Now, as he pulled out into the busy streets of downtown Nashville and headed toward her rental house in East Nashville, all he could hear in his mind was Micah’s thin voice saying they had no food left.
He called Delaney one more time.
The result was the same.
Rowan tightened his grip on the steering wheel and muttered toward the windshield.
"Come on, Delaney… pick up."
But the phone never rang back.
A House Gone Quiet
He made the drive in less than thirty minutes, barely noticing the traffic lights or the passing streets. When he pulled up to the curb outside the house, the first thing that struck him was the silence.
The front porch looked wrong.
No toys scattered across the steps.
No music drifting from inside the house.
No movement behind the windows.
Rowan hurried up to the front door and knocked hard with both fists.
"Micah, it’s Dad. Open the door."
No answer.
He tried the handle, and the door slowly swung open.
The quiet inside the house was so complete that Rowan felt his stomach drop. For a moment he stood in the doorway, listening.
Then he saw Micah.
The boy was sitting on the living room floor with a throw pillow pressed tightly against his chest. His blond hair was flattened on one side, and faint smudges of dirt marked his cheeks. What frightened Rowan most was the stillness in his son’s small body—the kind of quiet waiting children fall into when they have cried so much that there are no tears left.
Micah looked up at him.
"I thought maybe you weren’t coming."
Rowan crossed the room in two quick steps and dropped to his knees in front of him.
"I’m here," he said softly. "Where’s your sister?"
Micah lifted one small hand and pointed toward the couch.
Elsie lay curled beneath a blanket, her little face pale but flushed at the same time. Her lips looked dry, and her breathing was shallow and uneven.
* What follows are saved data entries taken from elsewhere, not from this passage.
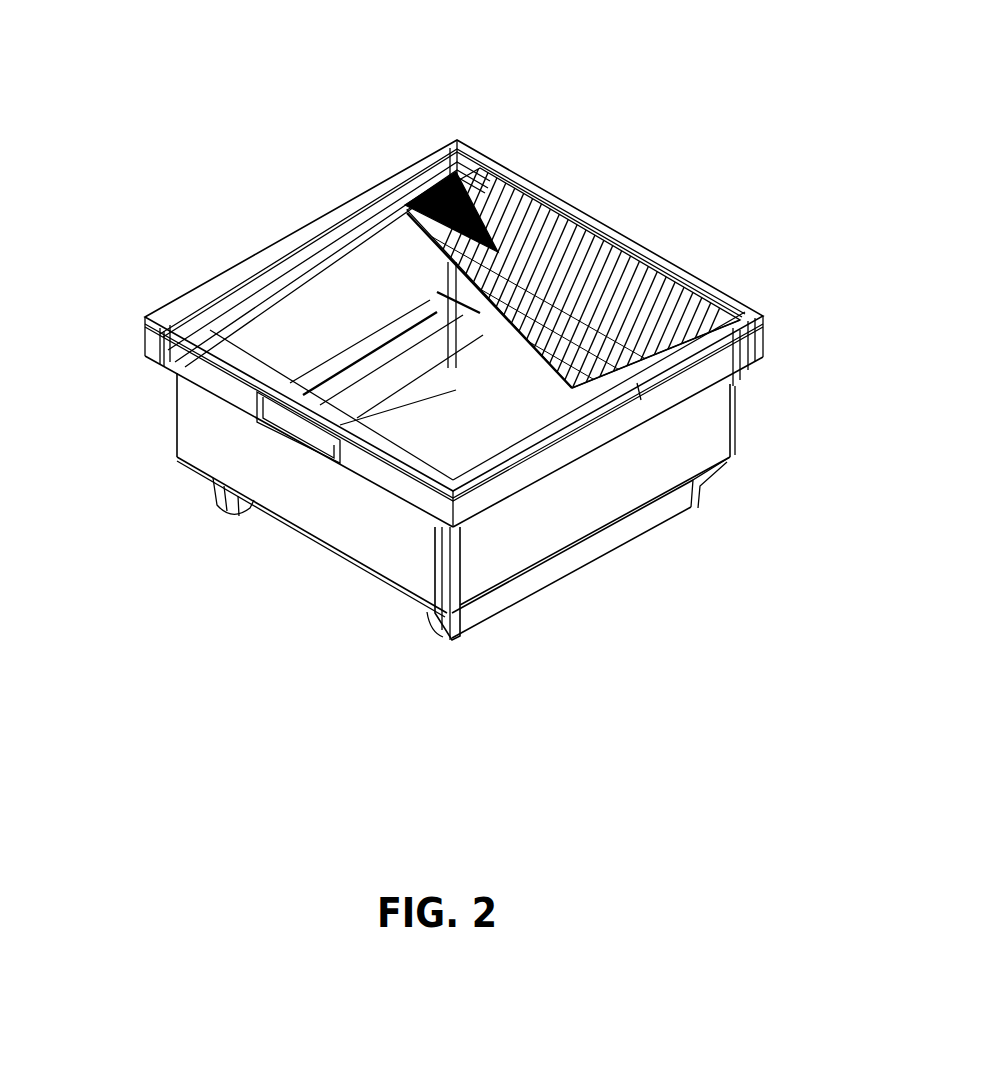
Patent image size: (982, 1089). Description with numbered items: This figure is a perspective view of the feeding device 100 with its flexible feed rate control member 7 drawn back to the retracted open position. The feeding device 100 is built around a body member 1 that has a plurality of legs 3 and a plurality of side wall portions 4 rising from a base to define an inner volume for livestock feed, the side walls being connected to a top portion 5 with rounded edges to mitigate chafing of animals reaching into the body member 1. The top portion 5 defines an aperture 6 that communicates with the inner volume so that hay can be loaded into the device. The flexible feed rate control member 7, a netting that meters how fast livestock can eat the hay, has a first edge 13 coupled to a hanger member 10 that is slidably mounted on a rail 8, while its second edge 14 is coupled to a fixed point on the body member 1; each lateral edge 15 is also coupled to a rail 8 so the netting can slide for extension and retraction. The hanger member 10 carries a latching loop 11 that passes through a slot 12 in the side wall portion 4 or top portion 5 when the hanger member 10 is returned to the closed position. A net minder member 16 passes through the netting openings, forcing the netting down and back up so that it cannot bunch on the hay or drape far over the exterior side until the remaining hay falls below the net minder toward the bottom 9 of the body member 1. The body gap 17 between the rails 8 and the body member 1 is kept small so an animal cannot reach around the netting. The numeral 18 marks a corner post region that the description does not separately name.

The feeding device 100 is at (277, 597).
The body member 1 is at (380, 495).
The legs 3 is at (632, 571).
The side wall portions 4 is at (595, 574).
The top portion 5 is at (790, 447).
The aperture 6 is at (263, 263).
The flexible feed rate control member 7 is at (553, 210).
The rail 8 is at (393, 208).
The bottom 9 is at (455, 387).
The hanger member 10 is at (405, 208).
The latching loop 11 is at (577, 230).
The slot 12 is at (300, 427).
The first edge 13 is at (637, 383).
The second edge 14 is at (637, 262).
The lateral edge 15 is at (415, 200).
The net minder member 16 is at (792, 515).
The body gap 17 is at (437, 277).
The corner post 18 is at (384, 610).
Rowan placed his hand on her forehead and felt a rush of heat that made his chest tighten instantly. He lifted her into his arms without hesitation, but her head tipped against his shoulder with far too little strength.
He forced calm into his voice for Micah’s sake.
"We’re leaving right now. Put your shoes on. No questions. Stay close to me."
Micah jumped up so quickly he almost lost his balance.
"Is she sleeping?"
Rowan swallowed before answering.
"She’s sick, buddy. We’re going to get help."
As he carried Elsie toward the door, Rowan glanced into the kitchen, and the scene there would stay with him long after.
An empty cereal box sat open on the counter.
The sink was piled with dishes.
Inside the refrigerator there was only half a bottle of ketchup. No milk. No fruit. No leftovers. Nothing a six-year-old child could have used to feed himself or his little sister.
Beside the sink sat a small plastic cup with dried juice stuck to the bottom.
Rowan forced himself not to think about it.
He carried Elsie outside, helped Micah climb into the back seat, and drove toward Vanderbilt Children’s Hospital with his hazard lights flashing. One hand held the steering wheel while the other kept reaching back every few seconds, as if simple closeness could somehow keep his children safe.
From the back seat, Micah spoke quietly.
"Is Mom mad?"
Rowan kept his eyes on the road.
"No," he said gently. "Your mom isn’t mad at you. Right now I just need you to listen to me, okay? I’m here. I’ve got both of you."
Micah was silent for a moment.
Then he said softly,
"I tried to make Elsie crackers… but she wouldn’t eat."
Rowan felt a sharp ache rise in his throat.